A Spark shell executable file is usually present in Spark version folder which in turn is present under the “opt” folder, but it may vary according to the stack being used. Commonly used Big data stacks are Cloudera, Hortonworks and MapR. The first command shown in the slide is a generalized command used to start spark.
Where “master” is the mode in which we wish to start the shell, here we are using local mode with 4 cores.
We can also add Jars to the classpath.The 2nd code in the slide represents launching of spark shell in local mode with 4 cores, and additional jars.
Spark shell automatically initiates a spark context at the time of its launch with variable “sc”. SparkContext is the main entry point of Spark program.
This also means one would not be able to create a new one.
But, one can add different variations to the launch by specifying which master to use? Which jars or repositories to add.. etc..
Here are few more examples for launching spark shell with more properties like with added packages and repositories.Also we have a “help” option to list out all the options for spark.
- add dependencies (e.g. Spark Packages) to your shell session using —packages.
$ ./bin/spark-shell –master local[4] –packages “org.example:example:0.1 “
- additional repositories where dependencies might exist can be passed to the —repositories.
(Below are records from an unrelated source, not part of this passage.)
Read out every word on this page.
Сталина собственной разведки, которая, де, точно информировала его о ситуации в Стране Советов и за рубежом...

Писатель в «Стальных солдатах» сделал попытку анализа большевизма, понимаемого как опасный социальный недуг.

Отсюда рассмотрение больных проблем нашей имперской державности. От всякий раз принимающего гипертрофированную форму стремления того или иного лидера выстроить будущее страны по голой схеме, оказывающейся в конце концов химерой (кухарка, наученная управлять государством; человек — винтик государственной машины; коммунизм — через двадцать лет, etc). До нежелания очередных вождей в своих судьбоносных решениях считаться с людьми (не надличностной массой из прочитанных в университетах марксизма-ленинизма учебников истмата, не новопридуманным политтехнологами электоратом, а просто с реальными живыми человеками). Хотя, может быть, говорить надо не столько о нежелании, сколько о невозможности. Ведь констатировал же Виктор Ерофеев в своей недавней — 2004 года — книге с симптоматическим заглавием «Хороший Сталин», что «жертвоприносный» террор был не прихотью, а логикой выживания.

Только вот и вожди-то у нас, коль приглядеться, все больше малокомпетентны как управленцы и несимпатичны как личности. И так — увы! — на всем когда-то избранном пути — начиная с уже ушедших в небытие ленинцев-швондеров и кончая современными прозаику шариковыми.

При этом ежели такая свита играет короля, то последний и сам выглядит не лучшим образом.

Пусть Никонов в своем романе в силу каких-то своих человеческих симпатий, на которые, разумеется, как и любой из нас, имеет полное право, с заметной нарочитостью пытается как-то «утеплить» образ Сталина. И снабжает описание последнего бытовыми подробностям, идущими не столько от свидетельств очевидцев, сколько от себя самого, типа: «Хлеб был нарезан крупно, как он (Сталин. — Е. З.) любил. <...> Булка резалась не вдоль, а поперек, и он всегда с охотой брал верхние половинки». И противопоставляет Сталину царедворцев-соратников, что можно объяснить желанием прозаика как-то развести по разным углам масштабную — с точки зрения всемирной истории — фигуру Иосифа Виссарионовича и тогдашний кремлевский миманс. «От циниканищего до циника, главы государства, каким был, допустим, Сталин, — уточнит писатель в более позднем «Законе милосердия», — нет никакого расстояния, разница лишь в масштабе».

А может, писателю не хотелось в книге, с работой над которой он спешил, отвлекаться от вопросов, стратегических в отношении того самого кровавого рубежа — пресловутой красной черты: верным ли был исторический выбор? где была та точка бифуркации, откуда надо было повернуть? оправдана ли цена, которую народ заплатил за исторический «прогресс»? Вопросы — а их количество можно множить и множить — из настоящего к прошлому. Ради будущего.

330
- Use spark-shell –help for complete list of options.
Initializing spark:
While writing a spark program, an important requirement is a SparkContext object, which tells Spark how and where to access a cluster. And to create a SparkContext one needs to build a SparkConf object that contains information about your application. As mentioned before, a spark-shell automatically initializes spark context while launching a shell.
We have an example here to show how sparkconf and spark context is initialized while writing a spark program.
val conf = new SparkConf().setAppName(appName).setMaster(master)
new SparkContext(conf)
Points to remember:
Point 1: The name set under appname parameter is a just to identify the process or program in the Cluster UI.
Point 2: Cluster Manager available in Spark are: Mesos or YARN cluster URL or a special “local” string to run in local mode
What is a Resilient Distributed Dataset ?
Spark revolves around the concept of a resilient distributed dataset (RDD).
RDD is the fundamental data abstraction of Apache Spark which are an immutable collection of objects which is capable of performing computation on different nodes of the cluster. Each and every dataset in Spark RDD is logically partitioned across many servers so that they can be computed in a distributed manner.
Lets understand RDD by decomposing its name one by one.
First we have R – Resilient, like the name suggests RDDs show resilience, referring to their ability of self recovery in case of failure by re-computing the lost or damaged data using lineage graph i.e. Directed Acyclic Graph (DAG).
Next we have D for Distributed, which refers to the logical partitioning of Data across many servers and nodes for computational purpose.
Last D is the for the dataset used.